There is a run-tests.sh script which uses an ephemeral testing container to
run all of the tests in a clean environment with a separate database than
production that is wiped before test runs.
./run-tests.sh
You may also run ./run-tests.sh --last to see the output from the last test
run without re-running the tests, which is useful for grepping for different
things or reviewing test results.
| Method | Endpoint | Description |
|---|---|---|
| GET | /api/health |
Health check with data counts |
| GET | /api/stories |
List analyzed stories with concepts (paginated) |
| GET | /api/stories/:hnId |
Get a story by HN ID |
| GET | /api/comments |
List comments (paginated, filterable by storyHnId) |
| POST | /api/search |
Semantic search by concept across stories or comments |
| GET | /api/insights/concepts |
Trending concepts with sentiment and story connections |
| GET | /api/insights/concepts/:name |
Detailed view of a specific concept with stories and comments |
| GET | /api/insights/entities |
Trending companies, products, and OSS projects with sentiment |
| GET | /api/insights/sentiment |
Sentiment distribution, controversy, and depth metrics |
| GET | /api/insights/discourse |
Comment type distribution and strongest arguments |
| GET | /api/insights/timeline |
Time-series data for dashboard charts |
| POST | /api/admin/login |
Admin authentication |
| GET | /api/admin/status |
Combined health, worker, and analysis status (auth required) |
| POST | /api/admin/regenerate |
Re-analyze items with outdated analysis versions (auth required) |
A Caddyfile is provided that is used to serve the docker containers in
production. In this configuration the frontend is served on localhost:23110
and the backend on localhost:23111, with Caddy being used to serve both under
a single domain such as ethos.devrupt.io without HMR.
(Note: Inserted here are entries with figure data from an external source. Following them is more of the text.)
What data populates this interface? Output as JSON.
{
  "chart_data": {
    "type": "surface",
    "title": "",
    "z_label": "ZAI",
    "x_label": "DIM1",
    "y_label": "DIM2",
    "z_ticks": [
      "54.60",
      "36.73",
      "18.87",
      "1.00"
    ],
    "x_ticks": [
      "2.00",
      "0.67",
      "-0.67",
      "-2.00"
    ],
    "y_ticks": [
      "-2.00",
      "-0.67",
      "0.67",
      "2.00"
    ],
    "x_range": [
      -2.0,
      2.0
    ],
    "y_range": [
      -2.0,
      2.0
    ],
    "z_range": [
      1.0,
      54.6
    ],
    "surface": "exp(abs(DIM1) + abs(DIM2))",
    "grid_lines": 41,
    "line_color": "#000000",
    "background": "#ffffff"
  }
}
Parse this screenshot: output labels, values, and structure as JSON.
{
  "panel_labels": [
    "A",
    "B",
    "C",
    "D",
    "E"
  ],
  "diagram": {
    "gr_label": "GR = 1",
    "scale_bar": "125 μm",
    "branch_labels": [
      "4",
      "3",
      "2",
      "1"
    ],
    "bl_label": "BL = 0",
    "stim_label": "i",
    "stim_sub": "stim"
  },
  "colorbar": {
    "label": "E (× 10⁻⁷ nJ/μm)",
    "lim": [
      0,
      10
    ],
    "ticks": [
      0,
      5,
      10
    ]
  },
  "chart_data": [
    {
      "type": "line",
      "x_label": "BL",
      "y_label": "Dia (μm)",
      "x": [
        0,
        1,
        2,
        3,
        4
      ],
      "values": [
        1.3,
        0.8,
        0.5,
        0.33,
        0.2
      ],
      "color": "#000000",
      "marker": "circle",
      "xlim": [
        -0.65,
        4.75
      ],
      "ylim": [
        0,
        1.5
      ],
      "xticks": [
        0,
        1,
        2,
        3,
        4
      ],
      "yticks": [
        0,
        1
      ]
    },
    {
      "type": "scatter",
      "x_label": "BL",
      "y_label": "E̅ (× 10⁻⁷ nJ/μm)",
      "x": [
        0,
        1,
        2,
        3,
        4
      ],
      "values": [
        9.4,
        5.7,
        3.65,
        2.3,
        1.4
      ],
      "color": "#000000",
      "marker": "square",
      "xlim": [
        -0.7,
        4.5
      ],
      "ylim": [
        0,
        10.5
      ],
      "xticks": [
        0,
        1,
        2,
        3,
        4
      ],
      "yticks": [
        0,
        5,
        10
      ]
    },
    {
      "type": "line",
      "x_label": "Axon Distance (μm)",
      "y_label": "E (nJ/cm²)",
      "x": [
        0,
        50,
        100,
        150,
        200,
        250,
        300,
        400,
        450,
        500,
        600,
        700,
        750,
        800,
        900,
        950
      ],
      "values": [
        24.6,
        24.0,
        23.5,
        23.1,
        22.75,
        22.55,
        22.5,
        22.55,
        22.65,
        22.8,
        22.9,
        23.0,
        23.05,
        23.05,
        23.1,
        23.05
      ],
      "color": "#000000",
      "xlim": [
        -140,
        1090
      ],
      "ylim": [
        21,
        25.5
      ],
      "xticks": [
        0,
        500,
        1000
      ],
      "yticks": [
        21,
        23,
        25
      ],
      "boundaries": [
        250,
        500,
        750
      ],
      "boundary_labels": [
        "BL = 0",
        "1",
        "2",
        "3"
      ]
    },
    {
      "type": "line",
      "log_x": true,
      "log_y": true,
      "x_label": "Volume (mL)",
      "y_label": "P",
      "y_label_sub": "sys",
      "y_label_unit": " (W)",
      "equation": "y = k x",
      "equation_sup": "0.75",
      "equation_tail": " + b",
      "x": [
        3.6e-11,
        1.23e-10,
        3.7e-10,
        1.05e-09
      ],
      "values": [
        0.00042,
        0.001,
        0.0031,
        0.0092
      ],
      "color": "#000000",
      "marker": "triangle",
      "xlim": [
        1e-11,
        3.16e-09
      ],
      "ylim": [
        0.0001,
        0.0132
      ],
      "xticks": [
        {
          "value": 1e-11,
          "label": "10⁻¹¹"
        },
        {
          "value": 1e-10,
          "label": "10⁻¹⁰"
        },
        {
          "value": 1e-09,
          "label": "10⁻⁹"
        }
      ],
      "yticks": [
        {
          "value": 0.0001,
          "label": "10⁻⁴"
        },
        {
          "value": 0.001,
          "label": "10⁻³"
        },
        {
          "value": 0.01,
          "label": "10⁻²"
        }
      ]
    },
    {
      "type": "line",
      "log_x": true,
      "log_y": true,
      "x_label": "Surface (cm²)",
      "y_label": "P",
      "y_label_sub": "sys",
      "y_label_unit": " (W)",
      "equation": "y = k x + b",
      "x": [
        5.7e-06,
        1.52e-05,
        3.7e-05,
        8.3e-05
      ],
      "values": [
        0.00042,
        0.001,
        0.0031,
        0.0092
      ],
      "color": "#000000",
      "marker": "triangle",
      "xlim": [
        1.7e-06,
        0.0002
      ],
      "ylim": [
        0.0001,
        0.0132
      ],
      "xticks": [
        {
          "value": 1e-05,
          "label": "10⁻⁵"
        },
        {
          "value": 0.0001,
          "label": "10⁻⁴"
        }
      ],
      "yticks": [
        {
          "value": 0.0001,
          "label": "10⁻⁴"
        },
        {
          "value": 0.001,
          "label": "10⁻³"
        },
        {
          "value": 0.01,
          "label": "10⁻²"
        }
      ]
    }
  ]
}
All configurations are available in the .env file at the top level of this
repository and a example.env file is provided to help you get started.
(Note: Postgres is intentionally never exposed outside of the container stack and you NEED to set a strong password if you expose it or your container will get popped in seconds)
Contributions are welcome! Please feel free to submit a Pull Request.
This project is open source under the MIT License.
Hacker News (HN) is a community where technology and enthusiasts share and comment on stories. It was created by Y Combinator
The community is often ahead of Reddit or Facebook with interesting or impactful events or insights because many work for large companies or the government.
HN is intentionally designed to be a simple website without many features. For example, the website uses very minimal javascript and offers very limited theming.
These lack of features lead the community to instead fill the gaps as HN is very open with their data.
HN provides a free and easy to use API allowing anyone access to resources such as stories, comments, users with support for filtering. For example, you can easily request all of the stories about Google within the last week.